Tenacious Ventures hits A$20m first close and makes inaugural investment

The VC firm, launched in 2019, has backed waste management start-up Goterra’s A$8m Series A round.

Venture capital firm Tenacious Ventures has made its first investment following a first close in Q1 2020.

Tenacious Ventures, which bills itself as Australia’s first agrifood technology-dedicated VC firm, held a first close at A$20 million ($13.7 million; €12.2 million) earlier this year, on the way towards A$30 million target for its inaugural fund.

The fund has now made its first investment, co-leading an A$8 million series A funding round for waste management start-up Goterra. The size of Tenacious’ commitment was not disclosed.

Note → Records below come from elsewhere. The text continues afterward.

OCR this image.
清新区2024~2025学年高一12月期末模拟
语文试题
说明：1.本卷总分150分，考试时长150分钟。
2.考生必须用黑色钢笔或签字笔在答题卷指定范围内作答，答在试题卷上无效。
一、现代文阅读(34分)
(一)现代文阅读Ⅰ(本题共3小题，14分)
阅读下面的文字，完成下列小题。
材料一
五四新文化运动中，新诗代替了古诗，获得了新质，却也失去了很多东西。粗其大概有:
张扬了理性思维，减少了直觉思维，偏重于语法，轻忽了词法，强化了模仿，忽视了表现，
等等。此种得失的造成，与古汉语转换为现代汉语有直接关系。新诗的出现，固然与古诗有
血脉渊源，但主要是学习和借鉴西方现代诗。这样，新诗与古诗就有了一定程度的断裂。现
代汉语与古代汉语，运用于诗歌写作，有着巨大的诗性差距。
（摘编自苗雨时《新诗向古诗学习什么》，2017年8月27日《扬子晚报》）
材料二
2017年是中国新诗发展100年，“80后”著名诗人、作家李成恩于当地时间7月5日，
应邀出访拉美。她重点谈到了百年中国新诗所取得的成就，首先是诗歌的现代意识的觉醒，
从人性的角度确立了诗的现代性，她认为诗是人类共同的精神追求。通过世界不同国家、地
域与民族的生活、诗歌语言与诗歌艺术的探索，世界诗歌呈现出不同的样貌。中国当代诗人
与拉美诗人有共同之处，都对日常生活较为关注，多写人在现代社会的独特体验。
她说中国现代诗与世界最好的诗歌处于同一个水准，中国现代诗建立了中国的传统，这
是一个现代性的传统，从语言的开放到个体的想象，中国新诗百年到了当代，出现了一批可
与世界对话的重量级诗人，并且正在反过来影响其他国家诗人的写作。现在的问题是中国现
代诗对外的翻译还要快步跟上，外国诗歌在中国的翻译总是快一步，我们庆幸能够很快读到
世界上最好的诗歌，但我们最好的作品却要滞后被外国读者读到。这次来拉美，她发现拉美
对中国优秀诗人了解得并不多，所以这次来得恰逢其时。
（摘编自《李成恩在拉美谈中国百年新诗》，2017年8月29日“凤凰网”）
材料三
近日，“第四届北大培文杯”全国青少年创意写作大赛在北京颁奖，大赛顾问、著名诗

Also leading the round was Grok Ventures, the private investment fund of Mike and Annie Cannon-Brookes. Mike Cannon-Brookes is a billionaire and one of Australia’s wealthiest individuals, making his fortune as the co-founder of software company Atlassian. Grok Ventures is also an LP in Tenacious Venture’s fund, having committed A$8 million to the fund last year.

Goterra uses tech-enabled modular infrastructure, such as shipping containers, to deliver a biological process that can manage waste using the larvae of black soldier flies. Depending on the inputs used, the larvae themselves can then be used as an output of the process as a protein supplement in livestock feed.

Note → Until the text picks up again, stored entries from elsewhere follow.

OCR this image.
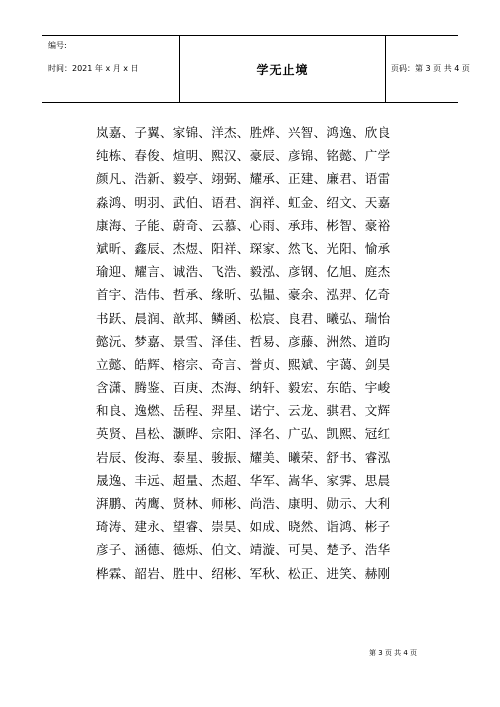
编号:
时间：2021 年 x 月 x 日	学无止境	页码：第 3 页 共 4 页
岚嘉、子翼、家锦、洋杰、胜烨、兴智、鸿逸、欣良
纯栋、春俊、煊明、熙汉、豪辰、彦锦、铭懿、广学
颜凡、浩新、毅亭、翊弼、耀承、正建、廉君、语雷
淼鸿、明羽、武伯、语君、润祥、虹金、绍文、天嘉
康海、子能、蔚奇、云慕、心雨、承玮、彬智、豪裕
斌昕、鑫辰、杰煜、阳祥、琛家、然飞、光阳、愉承
瑜迎、耀言、诚浩、飞浩、毅泓、彦钢、亿旭、庭杰
首宇、浩伟、哲承、缘昕、弘韫、豪余、泓羿、亿奇
书跃、晨润、歆邦、鳞函、松宸、良君、曦弘、瑞怡
懿沅、梦嘉、景雪、泽佳、哲易、彦藤、洲然、道昀
立懿、皓辉、榕宗、奇言、誉贞、熙斌、宇蔼、剑昊
含潇、腾鉴、百庚、杰海、纳轩、毅宏、东皓、宇峻
和良、逸燃、岳程、羿星、诺宁、云龙、骐君、文辉
英贤、昌松、灏晔、宗阳、泽名、广弘、凯熙、冠红
岩辰、俊海、泰星、骏振、耀美、曦荣、舒书、睿泓
晟逸、丰远、超量、杰超、华军、嵩华、家霁、思晨
湃鹏、芮鹰、贤林、师彬、尚浩、康明、勋示、大利
琦涛、建永、望睿、崇昊、如成、晓然、诣鸿、彬子
彦子、涵德、德烁、伯文、靖漩、可昊、楚予、浩华
桦霖、韶岩、胜中、绍彬、军秋、松正、进笑、赫刚
第 3 页 共 4 页
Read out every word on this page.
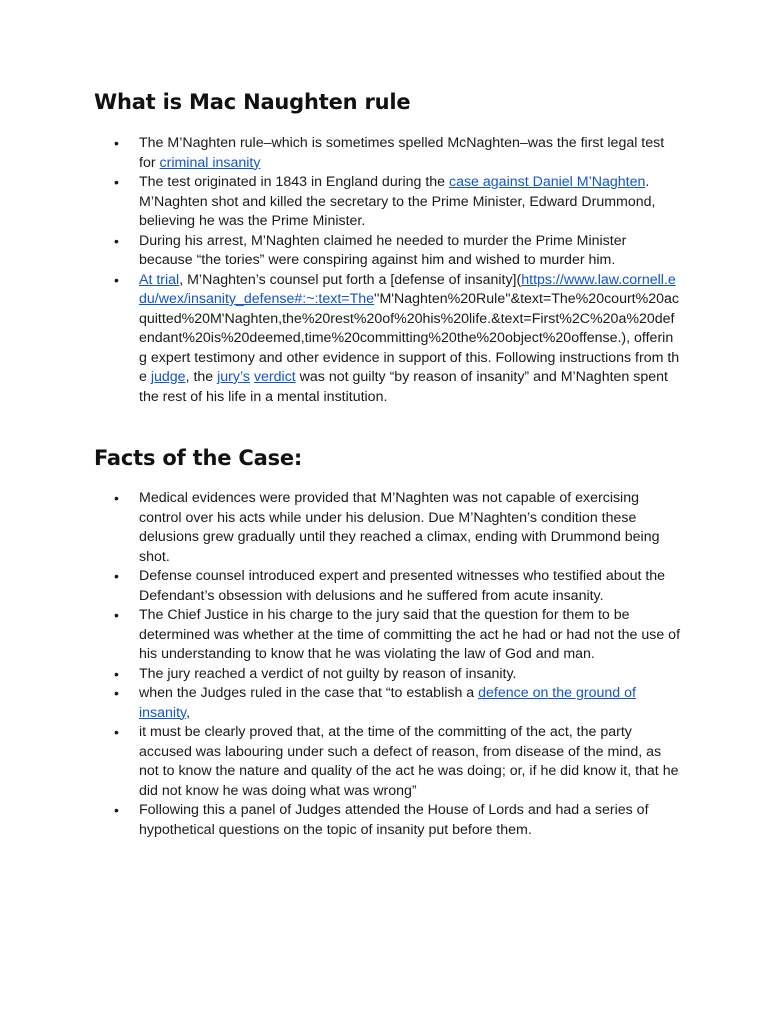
What is Mac Naughten rule
• The M’Naghten rule–which is sometimes spelled McNaghten–was the first legal test for criminal insanity
• The test originated in 1843 in England during the case against Daniel M’Naghten. M’Naghten shot and killed the secretary to the Prime Minister, Edward Drummond, believing he was the Prime Minister.
• During his arrest, M’Naghten claimed he needed to murder the Prime Minister because “the tories” were conspiring against him and wished to murder him.
• At trial, M’Naghten’s counsel put forth a [defense of insanity](https://www.law.cornell.edu/wex/insanity_defense#:~:text=The''M'Naghten%20Rule''&text=The%20court%20acquitted%20M'Naghten,the%20rest%20of%20his%20life.&text=First%2C%20a%20defendant%20is%20deemed,time%20committing%20the%20object%20offense.), offering expert testimony and other evidence in support of this. Following instructions from the judge, the jury’s verdict was not guilty “by reason of insanity” and M’Naghten spent the rest of his life in a mental institution.
Facts of the Case:
• Medical evidences were provided that M’Naghten was not capable of exercising control over his acts while under his delusion. Due M’Naghten’s condition these delusions grew gradually until they reached a climax, ending with Drummond being shot.
• Defense counsel introduced expert and presented witnesses who testified about the Defendant’s obsession with delusions and he suffered from acute insanity.
• The Chief Justice in his charge to the jury said that the question for them to be determined was whether at the time of committing the act he had or had not the use of his understanding to know that he was violating the law of God and man.
• The jury reached a verdict of not guilty by reason of insanity.
• when the Judges ruled in the case that “to establish a defence on the ground of insanity,
• it must be clearly proved that, at the time of the committing of the act, the party accused was labouring under such a defect of reason, from disease of the mind, as not to know the nature and quality of the act he was doing; or, if he did know it, that he did not know he was doing what was wrong”
• Following this a panel of Judges attended the House of Lords and had a series of hypothetical questions on the topic of insanity put before them.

The firm is already providing waste management for businesses in the hospitality, infrastructure and health sectors, including a trial across seven McDonald’s restaurants in the Australian Capital Territory.

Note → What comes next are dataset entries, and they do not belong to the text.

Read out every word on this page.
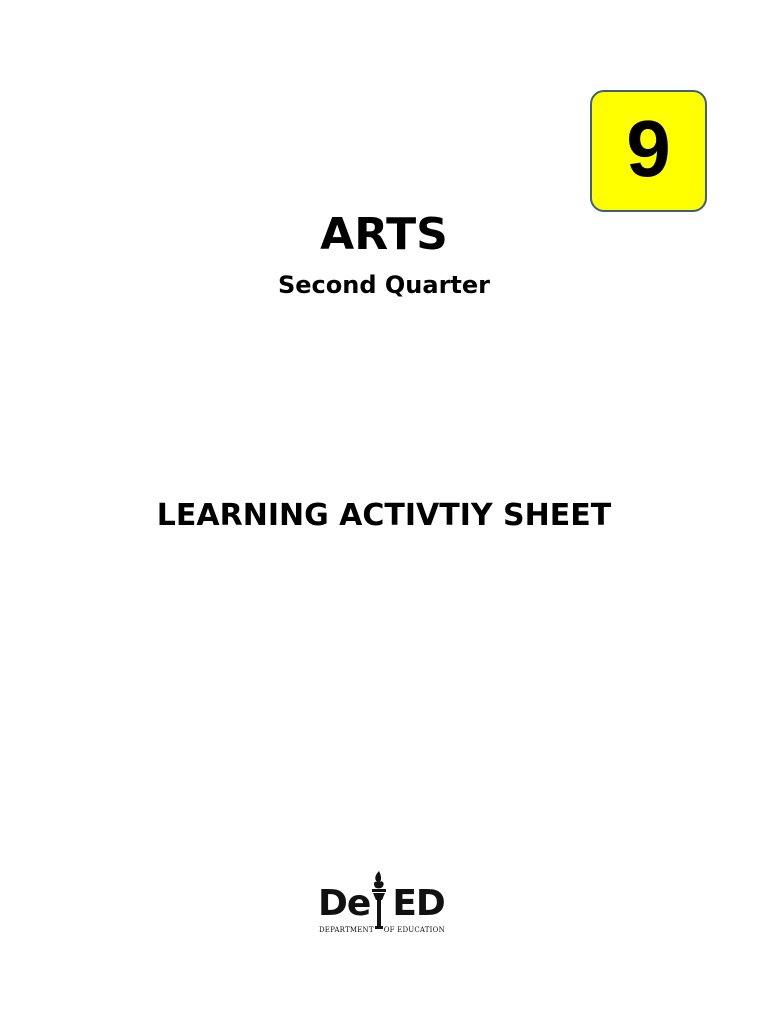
9
ARTS
Second Quarter
LEARNING ACTIVTIY SHEET
De ED
DEPARTMENT OF EDUCATION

Tenacious Ventures co-founder and general partner Matthew Pryor told Agri Investor: “The distributed nature of Goterra’s operating model suits different geographic constraints. Putting organic waste in landfill is generally problematic – there isn’t enough [landfill space] and it’s a highly methane-emitting process.

“Another challenge is the logistical relationship between where waste is sourced and where it’s processed. In larger, more spread-out places, the total transport cost is a big factor in the economics. In more densely populated geographies, just having the space to put any facility is a major constraint. It makes the Goterra approach highly adaptable to a wide range of waste management needs.”

Goterra first raised A$1.8 million in a seed funding round in 2018, which Grok Ventures also backed. Other investors in the Series A round included tech syndicate Eleanor Venture, CAGES Foundation, Giant Leap and Rampersand.

Pryor said covid-19 had not disrupted Tenacious Ventures’ launch in a significant way and the firm was able to move from fundraising to investment in Q1 2020 as restrictions took hold.

“We were very happy to get to first close, but we’ve been around the environment for a long time so we had a significant growth pipeline of opportunity. We were happy spending the balance of our time in late Q1 and all of Q2 on getting into investing mode.”

Pryor would not be drawn on specific timelines for a final close of the firm’s inaugural fund, but said he expects Tenacious to be “actively back into fundraising in the near term,” making “significant progress” towards its A$30 million target this calendar year.

The firm’s other co-founder and general partner Sarah Nolet told Agri Investor Tenacious hopes to announce its second investment soon, with more in the pipeline.

“We have a strong pipeline after that, including companies we’ve known for a while and ones we’ve met more recently. [They operate in sectors including] software, hardware, on-farm, off-farm, and the supply chain – we really want to dig into the breadth of the opportunity that agri-food represents,” she said.

“We want to provide high-conviction capital to support businesses as they grow.”